Bode plots on an oscilloscope


Bode plots – or frequency response graphs – are found in just about every piece of literature for high-end audio equipment. It’s a simple idea, graphing frequency over amplitude, but making one of these graphs at home usually means using a soundcard, an Excel spreadsheet and a multimeter, or some other inelegant solution. Following a neat tutorial from [Dave Jones], [Andrew] came up with a very simple way to make a Bode plot in real-time with an oscilloscope, a microcontroller, and a few off-the-shelf parts.

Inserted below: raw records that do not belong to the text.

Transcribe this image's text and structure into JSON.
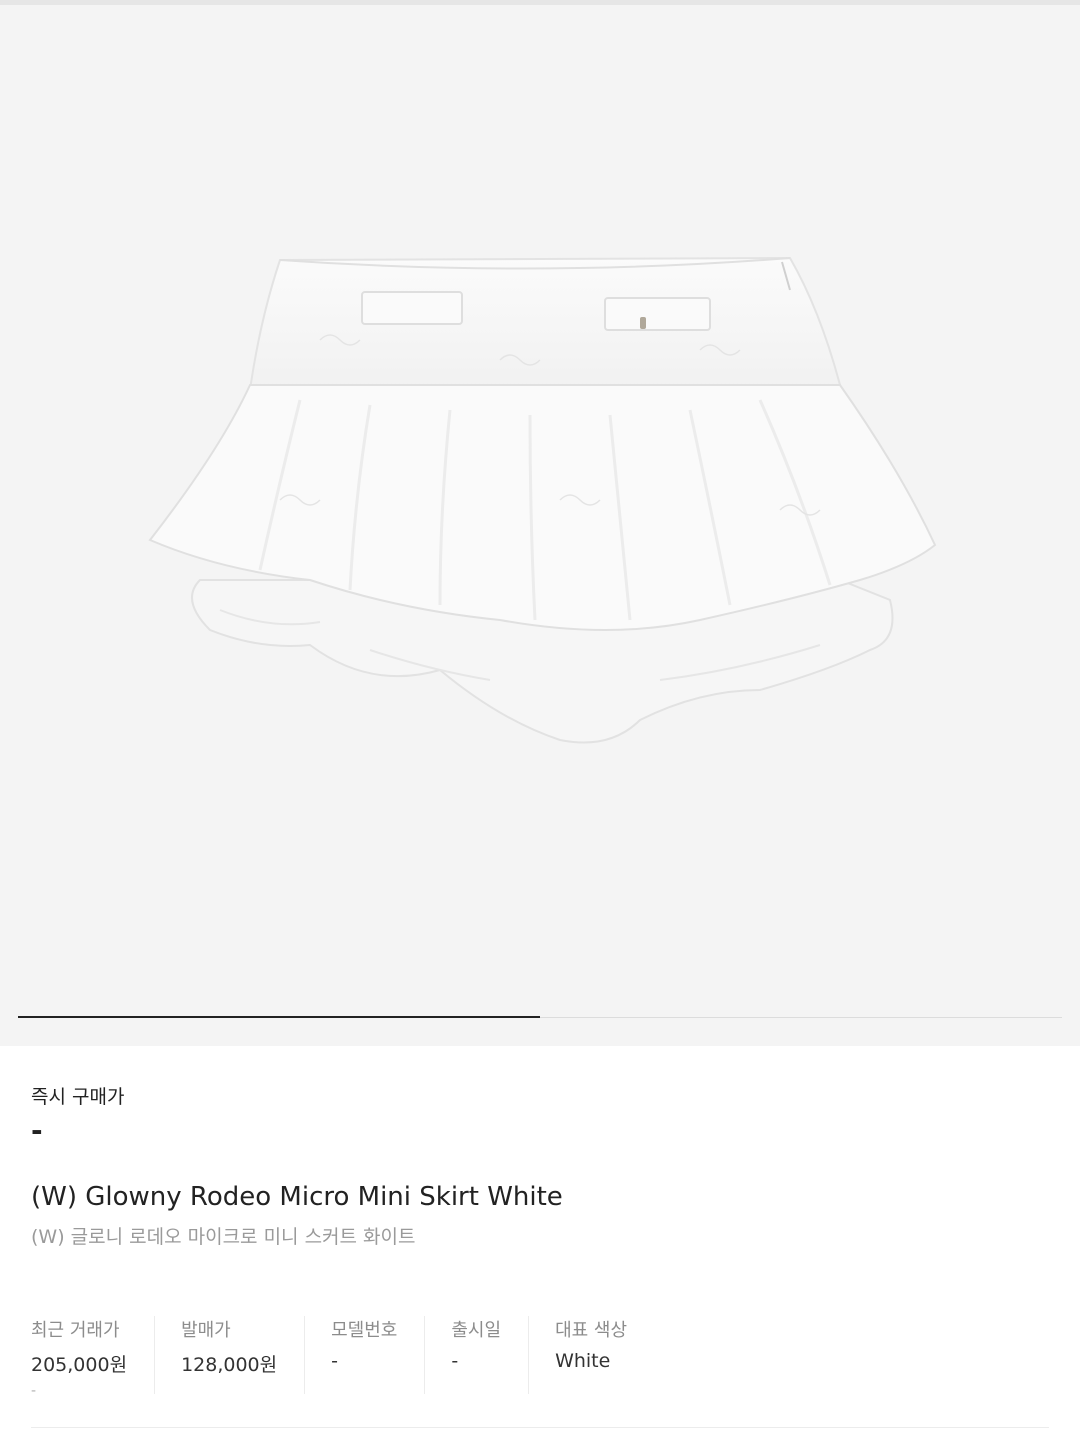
{
  "gallery": {
    "progress": 0.5
  },
  "instant_buy": {
    "label": "즉시 구매가",
    "value": "-"
  },
  "product": {
    "name_en": "(W) Glowny Rodeo Micro Mini Skirt White",
    "name_ko": "(W) 글로니 로데오 마이크로 미니 스커트 화이트"
  },
  "details": [
    {
      "label": "최근 거래가",
      "value": "205,000원",
      "sub": "-"
    },
    {
      "label": "발매가",
      "value": "128,000원"
    },
    {
      "label": "모델번호",
      "value": "-"
    },
    {
      "label": "출시일",
      "value": "-"
    },
    {
      "label": "대표 색상",
      "value": "White"
    }
  ]
}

The basic idea behind [Dave Jones]‘ impromptu Bode plotter is to configure a frequency generator to output a sine wave that ramps up over a period of time. Feed this sine wave through a filter, and you have amplitude on the vertical axis of your ‘scope and frequency on the horizontal axis. Boom, there’s your Bode plot.

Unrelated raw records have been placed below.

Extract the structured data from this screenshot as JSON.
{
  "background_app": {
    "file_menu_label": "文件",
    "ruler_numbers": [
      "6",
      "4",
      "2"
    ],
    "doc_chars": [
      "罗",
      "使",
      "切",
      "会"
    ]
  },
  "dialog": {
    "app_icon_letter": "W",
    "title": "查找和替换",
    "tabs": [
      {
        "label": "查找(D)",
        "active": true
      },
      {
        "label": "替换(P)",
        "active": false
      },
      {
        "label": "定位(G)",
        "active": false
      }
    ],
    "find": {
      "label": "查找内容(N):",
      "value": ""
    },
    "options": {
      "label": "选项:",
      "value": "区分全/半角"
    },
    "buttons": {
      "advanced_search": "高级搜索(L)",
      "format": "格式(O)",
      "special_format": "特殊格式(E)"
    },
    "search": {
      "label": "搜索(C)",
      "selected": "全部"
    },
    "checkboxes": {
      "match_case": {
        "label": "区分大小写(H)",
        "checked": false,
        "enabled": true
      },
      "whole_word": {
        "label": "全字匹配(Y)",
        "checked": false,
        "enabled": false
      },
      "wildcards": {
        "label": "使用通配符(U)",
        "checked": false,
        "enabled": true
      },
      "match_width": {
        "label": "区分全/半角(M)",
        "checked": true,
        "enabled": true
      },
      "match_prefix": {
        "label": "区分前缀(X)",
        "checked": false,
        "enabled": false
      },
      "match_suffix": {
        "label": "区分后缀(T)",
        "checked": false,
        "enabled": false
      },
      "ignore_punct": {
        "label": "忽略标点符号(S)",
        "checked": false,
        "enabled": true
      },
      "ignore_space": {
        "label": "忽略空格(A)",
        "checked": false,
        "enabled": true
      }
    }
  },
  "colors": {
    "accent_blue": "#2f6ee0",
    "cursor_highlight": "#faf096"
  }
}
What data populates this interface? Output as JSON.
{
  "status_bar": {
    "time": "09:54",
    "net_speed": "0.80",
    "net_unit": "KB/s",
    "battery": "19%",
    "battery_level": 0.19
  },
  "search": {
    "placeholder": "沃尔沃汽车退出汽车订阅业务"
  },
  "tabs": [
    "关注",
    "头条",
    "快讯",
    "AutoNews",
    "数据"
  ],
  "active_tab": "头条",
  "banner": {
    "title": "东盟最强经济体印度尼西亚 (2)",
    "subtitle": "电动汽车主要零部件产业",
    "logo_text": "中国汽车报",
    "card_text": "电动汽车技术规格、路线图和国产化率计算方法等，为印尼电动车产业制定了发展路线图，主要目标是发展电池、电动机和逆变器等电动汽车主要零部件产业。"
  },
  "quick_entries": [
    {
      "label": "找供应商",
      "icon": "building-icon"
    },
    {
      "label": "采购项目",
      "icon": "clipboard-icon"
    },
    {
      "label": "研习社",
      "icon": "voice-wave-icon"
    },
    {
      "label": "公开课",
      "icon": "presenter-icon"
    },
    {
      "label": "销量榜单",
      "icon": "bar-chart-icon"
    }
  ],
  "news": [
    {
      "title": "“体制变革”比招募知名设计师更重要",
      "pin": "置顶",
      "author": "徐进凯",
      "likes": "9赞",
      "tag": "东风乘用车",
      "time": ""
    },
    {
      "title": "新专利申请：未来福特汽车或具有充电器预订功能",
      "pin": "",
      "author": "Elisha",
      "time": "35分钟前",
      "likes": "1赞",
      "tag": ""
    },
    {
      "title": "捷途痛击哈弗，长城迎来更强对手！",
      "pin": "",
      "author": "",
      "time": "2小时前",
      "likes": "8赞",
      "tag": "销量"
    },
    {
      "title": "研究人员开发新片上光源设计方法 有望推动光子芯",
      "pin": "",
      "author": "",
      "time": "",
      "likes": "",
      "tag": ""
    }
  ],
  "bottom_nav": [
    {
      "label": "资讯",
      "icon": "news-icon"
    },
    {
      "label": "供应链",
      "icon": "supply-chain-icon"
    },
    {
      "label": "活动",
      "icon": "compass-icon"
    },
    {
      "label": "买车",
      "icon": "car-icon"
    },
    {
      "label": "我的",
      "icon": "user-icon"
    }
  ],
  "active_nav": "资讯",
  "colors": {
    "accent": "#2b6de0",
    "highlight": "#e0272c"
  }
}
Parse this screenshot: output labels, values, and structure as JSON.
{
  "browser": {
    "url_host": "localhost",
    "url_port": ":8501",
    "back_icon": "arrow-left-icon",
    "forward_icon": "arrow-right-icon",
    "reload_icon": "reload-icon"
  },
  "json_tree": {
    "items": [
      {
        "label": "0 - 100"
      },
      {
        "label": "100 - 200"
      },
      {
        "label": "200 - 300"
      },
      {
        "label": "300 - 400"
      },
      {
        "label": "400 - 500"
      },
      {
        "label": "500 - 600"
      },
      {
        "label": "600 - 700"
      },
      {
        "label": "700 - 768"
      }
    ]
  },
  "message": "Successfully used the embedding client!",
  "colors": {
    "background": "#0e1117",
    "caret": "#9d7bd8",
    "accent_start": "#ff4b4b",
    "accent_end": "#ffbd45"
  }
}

[Andrew] did [Dave] one better by creating a small circuit with an Arduino and an AD9850 sine wave generator. Properly programmed, the AD9850 can ramp up the frequency of a sine wave with the Arduino outputting sync pulses every decade or octave of frequency, depending if you want a linear or log Bode plot.

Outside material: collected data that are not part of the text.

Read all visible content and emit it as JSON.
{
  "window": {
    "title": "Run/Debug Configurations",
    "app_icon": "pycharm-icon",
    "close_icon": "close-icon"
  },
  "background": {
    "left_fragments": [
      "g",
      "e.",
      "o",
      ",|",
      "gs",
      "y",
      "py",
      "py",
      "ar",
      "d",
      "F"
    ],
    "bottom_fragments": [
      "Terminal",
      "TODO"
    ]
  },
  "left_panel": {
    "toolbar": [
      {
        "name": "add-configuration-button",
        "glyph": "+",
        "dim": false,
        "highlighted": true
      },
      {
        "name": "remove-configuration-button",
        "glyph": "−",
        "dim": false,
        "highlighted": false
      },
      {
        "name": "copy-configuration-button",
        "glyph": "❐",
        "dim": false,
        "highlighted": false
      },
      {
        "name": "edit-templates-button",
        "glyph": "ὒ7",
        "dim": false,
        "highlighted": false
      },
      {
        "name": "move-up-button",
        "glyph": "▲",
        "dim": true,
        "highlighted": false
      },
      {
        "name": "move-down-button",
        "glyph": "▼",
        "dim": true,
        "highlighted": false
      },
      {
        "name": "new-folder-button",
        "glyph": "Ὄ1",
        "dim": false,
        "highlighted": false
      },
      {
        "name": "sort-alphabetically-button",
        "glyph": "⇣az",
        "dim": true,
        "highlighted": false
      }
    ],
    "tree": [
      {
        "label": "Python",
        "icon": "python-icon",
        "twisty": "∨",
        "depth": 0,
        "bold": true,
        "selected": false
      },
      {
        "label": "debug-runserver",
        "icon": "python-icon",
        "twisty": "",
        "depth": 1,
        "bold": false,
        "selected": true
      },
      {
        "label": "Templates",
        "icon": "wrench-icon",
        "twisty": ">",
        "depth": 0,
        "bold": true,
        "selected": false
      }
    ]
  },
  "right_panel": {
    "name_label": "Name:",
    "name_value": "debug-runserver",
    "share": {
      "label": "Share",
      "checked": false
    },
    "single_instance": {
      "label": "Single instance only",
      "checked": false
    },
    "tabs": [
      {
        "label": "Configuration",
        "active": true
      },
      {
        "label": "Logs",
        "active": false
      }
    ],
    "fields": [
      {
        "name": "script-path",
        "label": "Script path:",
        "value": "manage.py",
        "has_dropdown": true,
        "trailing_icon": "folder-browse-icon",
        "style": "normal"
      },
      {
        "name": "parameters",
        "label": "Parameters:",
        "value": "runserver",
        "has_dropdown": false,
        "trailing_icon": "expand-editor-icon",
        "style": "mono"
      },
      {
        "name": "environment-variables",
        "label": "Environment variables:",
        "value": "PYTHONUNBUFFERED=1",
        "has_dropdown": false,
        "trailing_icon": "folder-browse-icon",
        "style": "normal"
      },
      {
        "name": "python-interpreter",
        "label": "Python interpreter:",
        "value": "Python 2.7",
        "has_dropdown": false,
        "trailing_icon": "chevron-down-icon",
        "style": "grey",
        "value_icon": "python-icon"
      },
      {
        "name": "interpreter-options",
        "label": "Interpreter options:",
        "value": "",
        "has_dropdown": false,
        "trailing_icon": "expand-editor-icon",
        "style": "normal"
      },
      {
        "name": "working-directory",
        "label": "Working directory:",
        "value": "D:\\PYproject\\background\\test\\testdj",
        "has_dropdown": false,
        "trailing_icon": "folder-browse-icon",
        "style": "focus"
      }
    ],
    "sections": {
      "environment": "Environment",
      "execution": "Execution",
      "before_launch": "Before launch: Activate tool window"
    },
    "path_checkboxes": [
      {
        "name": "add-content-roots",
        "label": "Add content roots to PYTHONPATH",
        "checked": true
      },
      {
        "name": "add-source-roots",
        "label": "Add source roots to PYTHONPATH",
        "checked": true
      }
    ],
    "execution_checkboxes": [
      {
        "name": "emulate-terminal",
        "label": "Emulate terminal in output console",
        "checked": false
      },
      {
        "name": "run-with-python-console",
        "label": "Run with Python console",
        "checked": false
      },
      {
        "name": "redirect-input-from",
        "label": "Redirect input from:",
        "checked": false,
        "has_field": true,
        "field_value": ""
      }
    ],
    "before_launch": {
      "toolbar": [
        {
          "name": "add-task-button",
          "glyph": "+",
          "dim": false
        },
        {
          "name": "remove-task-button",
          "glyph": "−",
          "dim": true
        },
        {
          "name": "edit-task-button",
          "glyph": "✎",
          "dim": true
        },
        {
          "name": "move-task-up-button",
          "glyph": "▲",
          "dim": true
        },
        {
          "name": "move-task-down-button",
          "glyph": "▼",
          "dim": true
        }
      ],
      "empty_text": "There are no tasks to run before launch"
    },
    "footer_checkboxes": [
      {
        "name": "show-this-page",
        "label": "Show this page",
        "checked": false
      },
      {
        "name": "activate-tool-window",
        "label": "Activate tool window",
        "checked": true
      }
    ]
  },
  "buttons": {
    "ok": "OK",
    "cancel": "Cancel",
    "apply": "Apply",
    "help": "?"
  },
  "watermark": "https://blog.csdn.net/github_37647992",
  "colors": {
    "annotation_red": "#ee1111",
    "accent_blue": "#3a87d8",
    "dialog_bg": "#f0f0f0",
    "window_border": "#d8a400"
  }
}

It’s a nifty little tool, and when it comes to building test equipment from stuff that just happens to by lying around, we’ve got to give it up for [Andrew] for his really cool implementation.



  1. cooperised says:

    It’s not actually a Bode plot unless it’s logarithmic in both axes – that’s what causes the straight lines of the Bode approximations to appear in plots of linear filters. Still a nicely executed project though.

  2. Ryan says:

    What about the phase? That’s important too!

  3. jpa says:

    Here is my take of it, using the DSO Quad:

    • Moser says:

      very awesome!

    • Ryan Voots says:

      How are you liking the DSO Quad. I don’t have a lot of space and am really needing a scope as I’m learning to play with some analog circuitry (Been all digital/cmos stuff for years) and I’m finding that I have nothing even close to adequate as far as reasoning goes about some of it, and know a scope would help me understand much better (Used to have access to a good 200 mhz scope, but have since moved away from it) and the specs on the DSO quad look like it’d be adequate for what I’m wanting to do (<10 Mhz signals, mostly audio frequency ranges, the nano i suppose would work also, but for the difference in price i think i'd be happier with the quad). But I'm wary of the quality of the output and everything since I've only ever used nice sensitive bench top ones with bnc connectors for everything, so I don't know much about the portables.

  4. tekkieneet says:

    Back in university days, I had to measure the frequency response of a
    30A current sensor. I very quickly realized that generating a “pure” 30A
    sine wave isn’t the way to go.

    Now the sprectrum analyzer I used has a nice transfer function button,
    it basically does a FFT on the input & output channels, normalized them
    and does a plot on that. So the input waveform in my case doesn’t need
    to be a “pure” sine wave in the first place. So I wired up a MOSFET and
    the bench supply as a ghetto current source to a function generator and
    modulate its frequency with a 2nd one. It plots out a nice transfer
    function graph.

    All the upper harmonics of the waveform are processed by the circuit as
    if they were sinewaves.

    tl;dr Fourier series saved the day.

  5. Jimmy_Pop says:

    The idea is not new but it is nice to hear about it here. My mind was blown the first time I heard about this procedure. Note that it can be done using a proper function generator and an oscilloscope. Most function generators come with an auxiliary output which provides either a synchronization signal or a voltage proportional to the frequency when they do automatic frequency sweeps. This was an exercise the undergrads had to do as part of a signal processing course I used to teach.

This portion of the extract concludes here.